The thought of the imminent return of our Lord has two repercussions in the human heart; one is terror.  If my heart is in this world, and if my life is given to vanity and to sin, the thought of the coming of Christ terrifies me; even as it is described in the sixth chapter of the Revelation:

And they cried for the rocks and the mountains to fall on them, and to hide them from the face of Him that sitteth upon the throne, and from the face of the Lamb; For the great day of His wrath is come; and who shall be able to stand?

[Revelation 6:16-17]

To these, who reject our Lord and live in sin and compromise in the world, the coming of Christ is a terror.  But to those who love the Lord Jesus, the thought of the appearance of our Savior is of all things sweet, and dear, and precious.  Even as the apostle John replied, when the Lord closed the Apocalypse with the words, “Surely, surely, truly, truly, He which testifieth these things saith I come quickly”; and the sainted apostle John replied, “Amen.  Even so, come, blessed Jesus” [Revelation 22:20].

It may be at noon-day, it may be at twilight,

It may be, perchance, that the blackness of midnight

Will burst into light in the blaze of His glory,

When Jesus comes for “His own.”

Oh, joy!   Oh, delight! should I go without dying!

No sickness, no sadness, no dread, and no crying;

Caught up to the clouds with our Lord into glory,

When Jesus comes for “His own.”

O Lord Jesus, how long, how long

Ere we shout the glad song—

Christ returneth!  Christ returneth!  Hallelujah!  Amen.

[“Christ Returneth,” H.L. Turner, 1878]

Welcome King, Lord, Savior, the blessed Jesus [Revelation 22:20].

And that is our appeal to your heart tonight.  “Lord Jesus, if I know my soul, I’m ready.  If I know my heart, let it be now.  Any day Master, any hour, come.  My family is ready, we all are ready; we are all in the fold, we are all in the kingdom, we are all in the faith [Ephesians 2:8], we belong to the redeemed family of God” [1 Peter 1:18-19].

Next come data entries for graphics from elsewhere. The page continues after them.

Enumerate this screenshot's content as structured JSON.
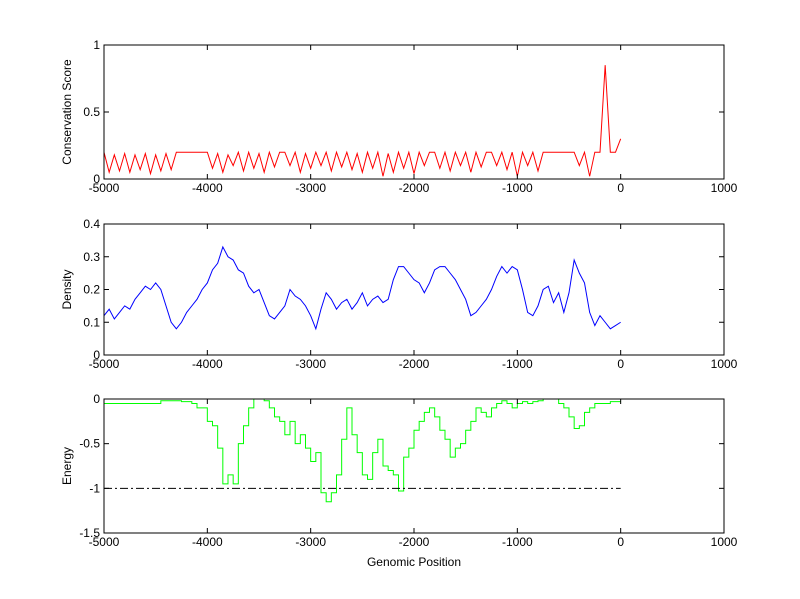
{
  "chart_data": [
    {
      "type": "line",
      "ylabel": "Conservation Score",
      "x": [
        -5000,
        -4950,
        -4900,
        -4850,
        -4800,
        -4750,
        -4700,
        -4650,
        -4600,
        -4550,
        -4500,
        -4450,
        -4400,
        -4350,
        -4300,
        -4250,
        -4200,
        -4150,
        -4100,
        -4050,
        -4000,
        -3950,
        -3900,
        -3850,
        -3800,
        -3750,
        -3700,
        -3650,
        -3600,
        -3550,
        -3500,
        -3450,
        -3400,
        -3350,
        -3300,
        -3250,
        -3200,
        -3150,
        -3100,
        -3050,
        -3000,
        -2950,
        -2900,
        -2850,
        -2800,
        -2750,
        -2700,
        -2650,
        -2600,
        -2550,
        -2500,
        -2450,
        -2400,
        -2350,
        -2300,
        -2250,
        -2200,
        -2150,
        -2100,
        -2050,
        -2000,
        -1950,
        -1900,
        -1850,
        -1800,
        -1750,
        -1700,
        -1650,
        -1600,
        -1550,
        -1500,
        -1450,
        -1400,
        -1350,
        -1300,
        -1250,
        -1200,
        -1150,
        -1100,
        -1050,
        -1000,
        -950,
        -900,
        -850,
        -800,
        -750,
        -700,
        -650,
        -600,
        -550,
        -500,
        -450,
        -400,
        -350,
        -300,
        -250,
        -200,
        -150,
        -100,
        -50,
        0
      ],
      "series": [
        {
          "color": "#ff0000",
          "values": [
            0.2,
            0.05,
            0.18,
            0.06,
            0.19,
            0.05,
            0.18,
            0.07,
            0.19,
            0.04,
            0.18,
            0.06,
            0.19,
            0.07,
            0.2,
            0.2,
            0.2,
            0.2,
            0.2,
            0.2,
            0.2,
            0.08,
            0.19,
            0.05,
            0.18,
            0.1,
            0.2,
            0.06,
            0.2,
            0.08,
            0.19,
            0.05,
            0.2,
            0.09,
            0.2,
            0.2,
            0.1,
            0.2,
            0.05,
            0.19,
            0.08,
            0.2,
            0.1,
            0.2,
            0.06,
            0.2,
            0.09,
            0.2,
            0.07,
            0.19,
            0.05,
            0.2,
            0.08,
            0.2,
            0.02,
            0.19,
            0.05,
            0.2,
            0.08,
            0.2,
            0.04,
            0.2,
            0.1,
            0.2,
            0.2,
            0.08,
            0.2,
            0.06,
            0.2,
            0.1,
            0.2,
            0.05,
            0.2,
            0.09,
            0.2,
            0.2,
            0.1,
            0.2,
            0.07,
            0.2,
            0.02,
            0.2,
            0.1,
            0.2,
            0.06,
            0.2,
            0.2,
            0.2,
            0.2,
            0.2,
            0.2,
            0.2,
            0.1,
            0.2,
            0.02,
            0.2,
            0.2,
            0.85,
            0.2,
            0.2,
            0.3
          ]
        }
      ],
      "xlim": [
        -5000,
        1000
      ],
      "xticks": [
        -5000,
        -4000,
        -3000,
        -2000,
        -1000,
        0,
        1000
      ],
      "ylim": [
        0,
        1
      ],
      "yticks": [
        0,
        0.5,
        1
      ]
    },
    {
      "type": "line",
      "ylabel": "Density",
      "x": [
        -5000,
        -4950,
        -4900,
        -4850,
        -4800,
        -4750,
        -4700,
        -4650,
        -4600,
        -4550,
        -4500,
        -4450,
        -4400,
        -4350,
        -4300,
        -4250,
        -4200,
        -4150,
        -4100,
        -4050,
        -4000,
        -3950,
        -3900,
        -3850,
        -3800,
        -3750,
        -3700,
        -3650,
        -3600,
        -3550,
        -3500,
        -3450,
        -3400,
        -3350,
        -3300,
        -3250,
        -3200,
        -3150,
        -3100,
        -3050,
        -3000,
        -2950,
        -2900,
        -2850,
        -2800,
        -2750,
        -2700,
        -2650,
        -2600,
        -2550,
        -2500,
        -2450,
        -2400,
        -2350,
        -2300,
        -2250,
        -2200,
        -2150,
        -2100,
        -2050,
        -2000,
        -1950,
        -1900,
        -1850,
        -1800,
        -1750,
        -1700,
        -1650,
        -1600,
        -1550,
        -1500,
        -1450,
        -1400,
        -1350,
        -1300,
        -1250,
        -1200,
        -1150,
        -1100,
        -1050,
        -1000,
        -950,
        -900,
        -850,
        -800,
        -750,
        -700,
        -650,
        -600,
        -550,
        -500,
        -450,
        -400,
        -350,
        -300,
        -250,
        -200,
        -150,
        -100,
        -50,
        0
      ],
      "series": [
        {
          "color": "#0000ff",
          "values": [
            0.12,
            0.14,
            0.11,
            0.13,
            0.15,
            0.14,
            0.17,
            0.19,
            0.21,
            0.2,
            0.22,
            0.2,
            0.15,
            0.1,
            0.08,
            0.1,
            0.13,
            0.15,
            0.17,
            0.2,
            0.22,
            0.26,
            0.28,
            0.33,
            0.3,
            0.29,
            0.26,
            0.25,
            0.21,
            0.19,
            0.2,
            0.16,
            0.12,
            0.11,
            0.13,
            0.15,
            0.2,
            0.18,
            0.17,
            0.15,
            0.12,
            0.08,
            0.14,
            0.19,
            0.17,
            0.14,
            0.16,
            0.17,
            0.14,
            0.16,
            0.19,
            0.15,
            0.17,
            0.18,
            0.16,
            0.17,
            0.23,
            0.27,
            0.27,
            0.25,
            0.23,
            0.22,
            0.19,
            0.22,
            0.26,
            0.27,
            0.27,
            0.25,
            0.23,
            0.2,
            0.17,
            0.12,
            0.13,
            0.15,
            0.17,
            0.2,
            0.24,
            0.27,
            0.25,
            0.27,
            0.26,
            0.2,
            0.13,
            0.12,
            0.15,
            0.2,
            0.21,
            0.16,
            0.19,
            0.13,
            0.19,
            0.29,
            0.25,
            0.22,
            0.13,
            0.09,
            0.12,
            0.1,
            0.08,
            0.09,
            0.1
          ]
        }
      ],
      "xlim": [
        -5000,
        1000
      ],
      "xticks": [
        -5000,
        -4000,
        -3000,
        -2000,
        -1000,
        0,
        1000
      ],
      "ylim": [
        0,
        0.4
      ],
      "yticks": [
        0,
        0.1,
        0.2,
        0.3,
        0.4
      ]
    },
    {
      "type": "step",
      "ylabel": "Energy",
      "xlabel": "Genomic Position",
      "x": [
        -5000,
        -4950,
        -4900,
        -4850,
        -4800,
        -4750,
        -4700,
        -4650,
        -4600,
        -4550,
        -4500,
        -4450,
        -4400,
        -4350,
        -4300,
        -4250,
        -4200,
        -4150,
        -4100,
        -4050,
        -4000,
        -3950,
        -3900,
        -3850,
        -3800,
        -3750,
        -3700,
        -3650,
        -3600,
        -3550,
        -3500,
        -3450,
        -3400,
        -3350,
        -3300,
        -3250,
        -3200,
        -3150,
        -3100,
        -3050,
        -3000,
        -2950,
        -2900,
        -2850,
        -2800,
        -2750,
        -2700,
        -2650,
        -2600,
        -2550,
        -2500,
        -2450,
        -2400,
        -2350,
        -2300,
        -2250,
        -2200,
        -2150,
        -2100,
        -2050,
        -2000,
        -1950,
        -1900,
        -1850,
        -1800,
        -1750,
        -1700,
        -1650,
        -1600,
        -1550,
        -1500,
        -1450,
        -1400,
        -1350,
        -1300,
        -1250,
        -1200,
        -1150,
        -1100,
        -1050,
        -1000,
        -950,
        -900,
        -850,
        -800,
        -750,
        -700,
        -650,
        -600,
        -550,
        -500,
        -450,
        -400,
        -350,
        -300,
        -250,
        -200,
        -150,
        -100,
        -50,
        0
      ],
      "series": [
        {
          "color": "#00ff00",
          "values": [
            -0.05,
            -0.05,
            -0.05,
            -0.05,
            -0.05,
            -0.05,
            -0.05,
            -0.05,
            -0.05,
            -0.05,
            -0.05,
            -0.02,
            -0.02,
            -0.02,
            -0.02,
            -0.03,
            -0.03,
            -0.05,
            -0.1,
            -0.1,
            -0.25,
            -0.3,
            -0.55,
            -0.95,
            -0.85,
            -0.95,
            -0.5,
            -0.3,
            -0.1,
            0,
            0,
            -0.02,
            -0.1,
            -0.2,
            -0.25,
            -0.4,
            -0.25,
            -0.5,
            -0.4,
            -0.55,
            -0.7,
            -0.6,
            -1.05,
            -1.15,
            -1.05,
            -0.85,
            -0.45,
            -0.1,
            -0.4,
            -0.6,
            -0.85,
            -0.9,
            -0.6,
            -0.45,
            -0.75,
            -0.8,
            -0.85,
            -1.03,
            -0.65,
            -0.55,
            -0.35,
            -0.25,
            -0.15,
            -0.1,
            -0.2,
            -0.35,
            -0.45,
            -0.65,
            -0.55,
            -0.5,
            -0.35,
            -0.25,
            -0.1,
            -0.15,
            -0.2,
            -0.1,
            -0.05,
            -0.02,
            -0.05,
            -0.1,
            -0.05,
            -0.03,
            -0.05,
            -0.03,
            -0.02,
            0,
            0,
            0,
            -0.05,
            -0.1,
            -0.2,
            -0.33,
            -0.3,
            -0.15,
            -0.1,
            -0.05,
            -0.05,
            -0.05,
            -0.03,
            -0.03,
            -0.03
          ]
        },
        {
          "color": "#000000",
          "dash": "dash-dot",
          "x": [
            -5000,
            0
          ],
          "values": [
            -1,
            -1
          ]
        }
      ],
      "xlim": [
        -5000,
        1000
      ],
      "xticks": [
        -5000,
        -4000,
        -3000,
        -2000,
        -1000,
        0,
        1000
      ],
      "ylim": [
        -1.5,
        0
      ],
      "yticks": [
        -1.5,
        -1,
        -0.5,
        0
      ]
    }
  ]
}
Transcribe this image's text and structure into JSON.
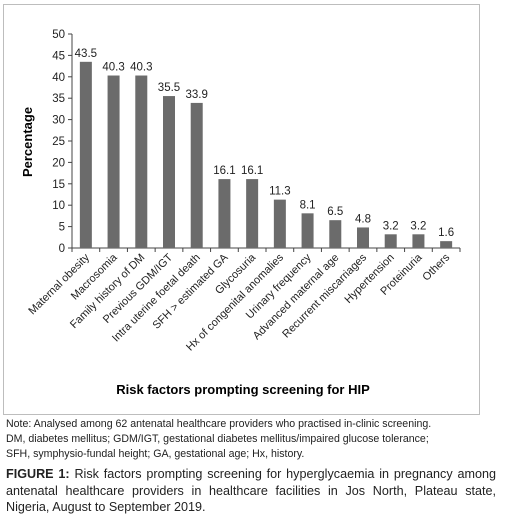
{
  "chart_data": {
    "type": "bar",
    "categories": [
      "Maternal obesity",
      "Macrosomia",
      "Family history of DM",
      "Previous GDM/IGT",
      "Intra uterine foetal death",
      "SFH > estimated GA",
      "Glycosuria",
      "Hx of congenital anomalies",
      "Urinary frequency",
      "Advanced maternal age",
      "Recurrent miscarriages",
      "Hypertension",
      "Proteinuria",
      "Others"
    ],
    "values": [
      43.5,
      40.3,
      40.3,
      35.5,
      33.9,
      16.1,
      16.1,
      11.3,
      8.1,
      6.5,
      4.8,
      3.2,
      3.2,
      1.6
    ],
    "data_labels": [
      "43.5",
      "40.3",
      "40.3",
      "35.5",
      "33.9",
      "16.1",
      "16.1",
      "11.3",
      "8.1",
      "6.5",
      "4.8",
      "3.2",
      "3.2",
      "1.6"
    ],
    "xlabel": "Risk factors prompting screening for HIP",
    "ylabel": "Percentage",
    "ylim": [
      0,
      50
    ],
    "yticks": [
      0,
      5,
      10,
      15,
      20,
      25,
      30,
      35,
      40,
      45,
      50
    ],
    "bar_color": "#6b6b6b",
    "grid": false,
    "legend": "none"
  },
  "note": {
    "line1": "Note: Analysed among 62 antenatal healthcare providers who practised in-clinic screening.",
    "line2": "DM, diabetes mellitus; GDM/IGT, gestational diabetes mellitus/impaired glucose tolerance;",
    "line3": "SFH, symphysio-fundal height; GA, gestational age; Hx, history."
  },
  "caption": {
    "label": "FIGURE 1:",
    "text": " Risk factors prompting screening for hyperglycaemia in pregnancy among antenatal healthcare providers in healthcare facilities in Jos North, Plateau state, Nigeria, August to September 2019."
  }
}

Our appeal to you, welcome fellow pilgrim.  Walk with us, pray with us, look up with us, love Jesus with us; someday, live with us and reign with us in the blessed kingdom of our Lord [Revelation 22:3-5].  Accepting Him as Savior tonight, come [Romans 10:9-13].  Following Him into the fellowship of His church, come; counting yourself with us in the circle of this precious fellowship, come.  As the Holy Spirit would press the appeal to your heart, make it now.  Come now.

On the first note of the first stanza, answer with your life.  Down one of these stairways, down one of these aisles, “Here I am on the way, pastor.  I have decided for Jesus and here I come” [Ephesians 2:8].  Do it now, make it now, on the first note of the first stanza, come.  That first step you take will be the most meaningful you will ever make in your life.  When you stand up, stand up walking down that stairway, walking down this aisle, and may God’s blessings attend you as you come, while we stand and while we sing.